Em geral, estes acidentes surgiam associados a lareiras. Agora já não é bem assim. “A maioria dos acidentes ocorre em prédios novos com problemas de drenagem de gases na cozinha”, alerta Francisco Gamito Guerreiro. “A situação mais frequente é esta: um jovem chega a casa e vai tomar banho, o resto da família está na sala e na cozinha prepara-se o jantar. Quando o jovem sai do banho, encontra os familiares caídos pela casa.”
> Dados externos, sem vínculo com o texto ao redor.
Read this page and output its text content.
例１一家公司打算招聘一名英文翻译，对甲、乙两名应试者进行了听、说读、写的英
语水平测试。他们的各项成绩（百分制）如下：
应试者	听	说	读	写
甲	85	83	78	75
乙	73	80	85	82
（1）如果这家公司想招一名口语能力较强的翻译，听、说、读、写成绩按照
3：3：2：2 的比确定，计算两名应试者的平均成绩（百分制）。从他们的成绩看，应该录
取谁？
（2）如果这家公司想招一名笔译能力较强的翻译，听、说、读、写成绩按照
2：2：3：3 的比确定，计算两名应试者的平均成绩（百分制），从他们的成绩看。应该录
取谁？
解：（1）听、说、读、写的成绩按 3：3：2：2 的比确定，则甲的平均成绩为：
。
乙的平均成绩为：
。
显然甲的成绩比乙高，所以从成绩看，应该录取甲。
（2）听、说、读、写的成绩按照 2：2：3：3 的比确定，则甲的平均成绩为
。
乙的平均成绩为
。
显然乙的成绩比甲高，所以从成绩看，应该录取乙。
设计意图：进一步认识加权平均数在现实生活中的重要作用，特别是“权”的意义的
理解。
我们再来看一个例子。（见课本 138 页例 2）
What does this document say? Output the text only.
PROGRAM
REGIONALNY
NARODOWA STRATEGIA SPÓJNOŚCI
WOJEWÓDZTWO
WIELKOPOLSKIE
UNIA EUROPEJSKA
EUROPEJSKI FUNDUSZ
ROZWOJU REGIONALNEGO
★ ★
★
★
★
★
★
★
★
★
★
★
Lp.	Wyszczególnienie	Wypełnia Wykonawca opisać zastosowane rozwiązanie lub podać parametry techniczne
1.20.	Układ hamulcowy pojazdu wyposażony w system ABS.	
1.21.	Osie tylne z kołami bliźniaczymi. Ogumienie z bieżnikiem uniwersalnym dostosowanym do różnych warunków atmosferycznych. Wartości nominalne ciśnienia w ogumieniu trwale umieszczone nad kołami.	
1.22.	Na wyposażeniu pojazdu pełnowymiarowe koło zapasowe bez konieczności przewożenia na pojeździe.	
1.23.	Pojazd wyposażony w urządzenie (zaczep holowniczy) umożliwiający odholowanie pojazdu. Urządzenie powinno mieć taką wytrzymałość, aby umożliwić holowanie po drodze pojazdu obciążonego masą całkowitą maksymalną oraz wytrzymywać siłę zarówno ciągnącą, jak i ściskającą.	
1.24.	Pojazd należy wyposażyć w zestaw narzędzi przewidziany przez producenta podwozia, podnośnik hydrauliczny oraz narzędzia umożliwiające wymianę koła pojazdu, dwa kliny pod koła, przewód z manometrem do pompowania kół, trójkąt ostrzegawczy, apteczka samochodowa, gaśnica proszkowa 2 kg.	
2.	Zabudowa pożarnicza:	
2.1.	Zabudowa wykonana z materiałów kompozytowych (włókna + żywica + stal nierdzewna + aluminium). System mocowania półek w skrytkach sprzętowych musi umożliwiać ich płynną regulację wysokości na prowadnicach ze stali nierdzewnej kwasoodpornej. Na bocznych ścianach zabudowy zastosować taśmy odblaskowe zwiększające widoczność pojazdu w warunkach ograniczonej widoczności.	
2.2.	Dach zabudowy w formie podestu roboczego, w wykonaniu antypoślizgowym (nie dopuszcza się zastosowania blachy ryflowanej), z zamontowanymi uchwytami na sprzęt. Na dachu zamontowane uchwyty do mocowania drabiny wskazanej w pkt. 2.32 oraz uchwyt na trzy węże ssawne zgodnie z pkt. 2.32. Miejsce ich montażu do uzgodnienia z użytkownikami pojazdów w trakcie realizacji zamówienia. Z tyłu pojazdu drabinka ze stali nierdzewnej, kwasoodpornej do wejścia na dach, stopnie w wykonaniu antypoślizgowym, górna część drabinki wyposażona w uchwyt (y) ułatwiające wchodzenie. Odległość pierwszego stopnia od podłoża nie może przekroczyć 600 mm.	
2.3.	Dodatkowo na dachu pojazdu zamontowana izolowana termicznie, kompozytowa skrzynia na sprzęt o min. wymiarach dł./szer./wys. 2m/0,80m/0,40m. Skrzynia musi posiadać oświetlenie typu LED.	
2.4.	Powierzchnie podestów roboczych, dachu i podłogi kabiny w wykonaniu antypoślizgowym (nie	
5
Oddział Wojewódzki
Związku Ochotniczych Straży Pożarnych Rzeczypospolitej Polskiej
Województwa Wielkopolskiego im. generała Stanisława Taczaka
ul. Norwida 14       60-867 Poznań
O oxigénio e o monóxido de carbono são transportados pela hemoglobina dos glóbulos vermelhos. Só que afinidade da hemoglobina para o monóxido é 240 vezes superior à que tem para o oxigénio. Por isso, se os dois gases estiverem presentes, a hemoglobina liga-se ao monóxido de carbono, impedindo as células de obter oxigénio. A exposição prolongada ao monóxido de carbono pode originar sintomas pouco graves, como dores de cabeça, tonturas ou perdas de memória, mas também levar à morte se a pessoa não for socorrida a tempo. Com a oxigenoterapia hiperbárica, aumenta-se o volume de oxigénio e, desse modo, vai-se enchendo a hemoglobina de oxigénio e expulsando as moléculas de monóxido de carbono.
“Se o doente vier para a câmara hiperbárica, faz uma sessão de uma hora e 40 minutos e fica bem. Se não vier, demora semanas a recuperar e pode ficar com lesões neurológicas permanentes”, refere Pedro Carlos.
Ouve-se a voz de Juvenal Abreu: “Fim de tratamento.” Inicia-se a “subida”, que demorará 15 minutos. O ar no interior das câmaras hiperbáricas é substituído gradualmente por ar à pressão atmosférica. Os doentes retiram as máscaras e conversam animadamente. “A subida é mais lenta para prevenir complicações associadas à descompressão quer nos doentes quer nos técnicos que os acompanham”, diz Juvenal Abreu.
Abrem-se as escotilhas e os ocupantes das duas câmaras começam a sair. Os doentes recolhem os objectos pessoais, despedem-se e vão ter com os familiares à sala de espera.
O relógio marca 12h48. Outro grupo de doentes prepara-se para entrar nas câmaras hiperbáricas. A viagem vai começar de novo.